The price gap is supply and demand, for certain prestigious brands.
So first of all, wine comes from grapes; and grape quality is dependent on many factors. Weather of course, but also soil, water, light, heat, and grower skill/decisions. AND of course, the actual grape vine.
Old vines produce less fruit – thus, smaller production, BUT generally more concentrated and intense. Younger vines produce more fruit, but you have to prune them – the amount of pruning affects the concentration and quality of the juice you get. If your options are ‘n’ cases of wine at $60/case (wholesale) or ‘n/3’ cases at $120, you’re probably going to prune sparingly to get as much juice and wine as possible, without creating garbage. On the other hand, if you can make truly great wine and have a name for yourself, then the options are ‘n/3’ cases at $1000, or ‘n’ cases at $1000 – for a year or two, and then the price per case drops down to $100 because nobody trusts you anymore.

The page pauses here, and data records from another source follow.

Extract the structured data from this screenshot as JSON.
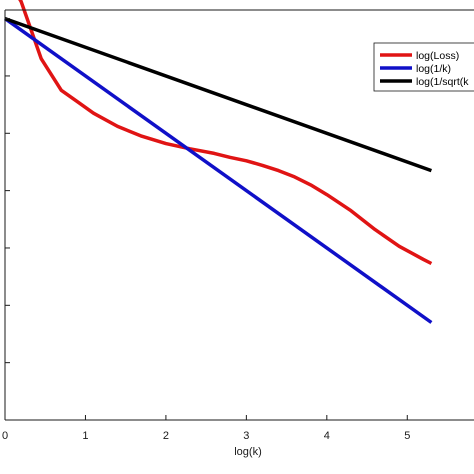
{
  "chart_data": {
    "type": "line",
    "title": "",
    "xlabel": "log(k)",
    "ylabel": "",
    "xlim": [
      0,
      5.5
    ],
    "ylim": [
      -7,
      0.15
    ],
    "x_ticks": [
      0,
      1,
      2,
      3,
      4,
      5
    ],
    "y_ticks": [
      -6,
      -5,
      -4,
      -3,
      -2,
      -1,
      0
    ],
    "grid": false,
    "legend_position": "top-right",
    "series": [
      {
        "name": "log(Loss)",
        "color": "#e01414",
        "x": [
          0,
          0.2,
          0.45,
          0.7,
          0.9,
          1.1,
          1.4,
          1.7,
          2.0,
          2.3,
          2.6,
          2.8,
          3.0,
          3.2,
          3.4,
          3.6,
          3.8,
          4.0,
          4.3,
          4.6,
          4.9,
          5.2,
          5.3
        ],
        "y": [
          0.75,
          0.3,
          -0.7,
          -1.25,
          -1.45,
          -1.65,
          -1.88,
          -2.05,
          -2.18,
          -2.27,
          -2.35,
          -2.42,
          -2.48,
          -2.56,
          -2.65,
          -2.76,
          -2.9,
          -3.07,
          -3.35,
          -3.68,
          -3.97,
          -4.2,
          -4.27
        ]
      },
      {
        "name": "log(1/k)",
        "color": "#1010c8",
        "x": [
          0,
          5.3
        ],
        "y": [
          0,
          -5.3
        ]
      },
      {
        "name": "log(1/sqrt(k",
        "color": "#000000",
        "x": [
          0,
          5.3
        ],
        "y": [
          0,
          -2.65
        ]
      }
    ]
  }
}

Then you factor in the slope of your land and composition of the soil (acidity, water retention or runoff), the light, the use of pesticides, mulch, etc..

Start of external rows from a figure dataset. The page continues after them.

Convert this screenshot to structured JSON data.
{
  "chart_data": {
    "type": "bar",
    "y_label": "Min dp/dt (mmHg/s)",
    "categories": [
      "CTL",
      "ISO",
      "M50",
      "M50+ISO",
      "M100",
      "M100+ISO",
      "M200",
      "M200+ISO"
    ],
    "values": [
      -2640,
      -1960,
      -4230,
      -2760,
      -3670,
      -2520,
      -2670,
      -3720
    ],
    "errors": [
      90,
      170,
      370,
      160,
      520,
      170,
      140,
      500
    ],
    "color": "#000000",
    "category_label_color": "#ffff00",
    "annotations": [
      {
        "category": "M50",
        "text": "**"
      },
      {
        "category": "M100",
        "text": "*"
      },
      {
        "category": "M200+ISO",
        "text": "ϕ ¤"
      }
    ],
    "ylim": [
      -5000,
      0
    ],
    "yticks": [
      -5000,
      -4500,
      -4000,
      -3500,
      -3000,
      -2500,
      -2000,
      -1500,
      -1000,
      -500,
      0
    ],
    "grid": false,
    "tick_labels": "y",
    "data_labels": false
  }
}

So now you have some amount of good-quality grapes. How do you make wine? Do you make wine that’s going to mature over 10-50 years, or wine that’s going to be drinkable about the time it hits the market, late next year (like about 90% of the wine sold)? The former leads to more expensive wine, and is harder to sell – BUT if done well, can establish you over time as a top-notch winemaker. Or drive you into bankruptcy even sooner.
So this pretty much determines the pricing for most wines between $8 and $80. Above that, things get…complicated.
If you’re in Bordeaux for instance, your vinyard is likely ranked by the government. Your wine has to meet certain standards of quality and composition, and much of it is historical. There are, for instance, only five first-growth houses, and only one of them was not defined as such in 1855. (Chateau Mouton-Rothschild, which got promoted in 1973). If you’re one off those, or one of a limited few others who have a similar cachet, you can pretty much name your price. The thing is, most of their wine is sold on futures at auction, so basically it’s “as much as someone is willing to pay.”